HDOJ 1212 Big Number（同余定理）

Big Number（原题点击）

Time Limit: 2000/1000 MS (Java/Others)    Memory Limit: 65536/32768 K (Java/Others)
Total Submission(s): 7165    Accepted Submission(s): 4945

Problem Description

As we know, Big Number is always troublesome. But it's really important in our ACM. And today, your task is to write a program to calculate A mod B.

To make the problem easier, I promise that B will be smaller than 100000.

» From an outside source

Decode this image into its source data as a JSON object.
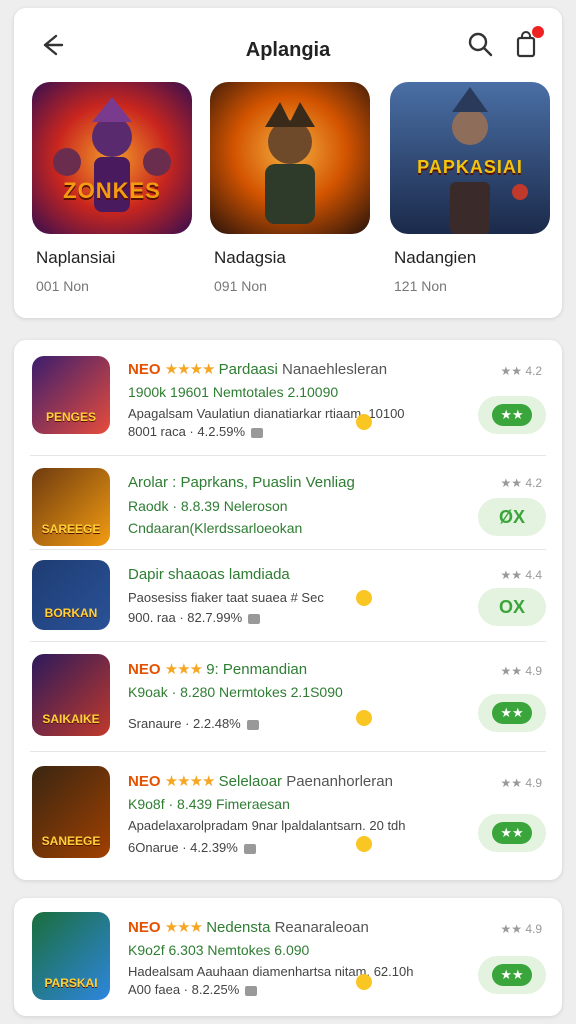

Is it too hard? No, I work it out in 10 minutes, and my program contains less than 25 lines.

 

Input

The input contains several test cases. Each test case consists of two positive integers A and B. The length of A will not exceed 1000, and B will be smaller than 100000. Process to the end of file.

 

Output

For each test case, you have to ouput the result of A mod B.

 

Sample Input

  

   2 3
12 7
152455856554521 3250
  

 

Sample Output

  

   2
5
1521
  

 

Author

Ignatius.L

 

Source

杭电ACM省赛集训队选拔赛之热身赛

 同余定理的应用：

（ a + b ) % c = (( a %c ) + ( b % c )) % c ;

（ a * b ) % c = (( a %c ) * ( b % c )) % c ;

参考代码：

#include<stdio.h>
#include<stdlib.h>
#include<math.h>
#include<string.h>
#include<algorithm>
#define MYDD 1103

using namespace std;

int main() {
	char A[MYDD];
	int B,len_A,ans;
	while(scanf("%s %d",A,&B)!=EOF) {
		ans=0;
		len_A=strlen(A);
		for(int i=0; i<len_A; i++) {
			ans=ans*10+(A[i]-'0');
			ans=ans%B;
		}
		printf("%d\n",ans);
	}
	return 0;
}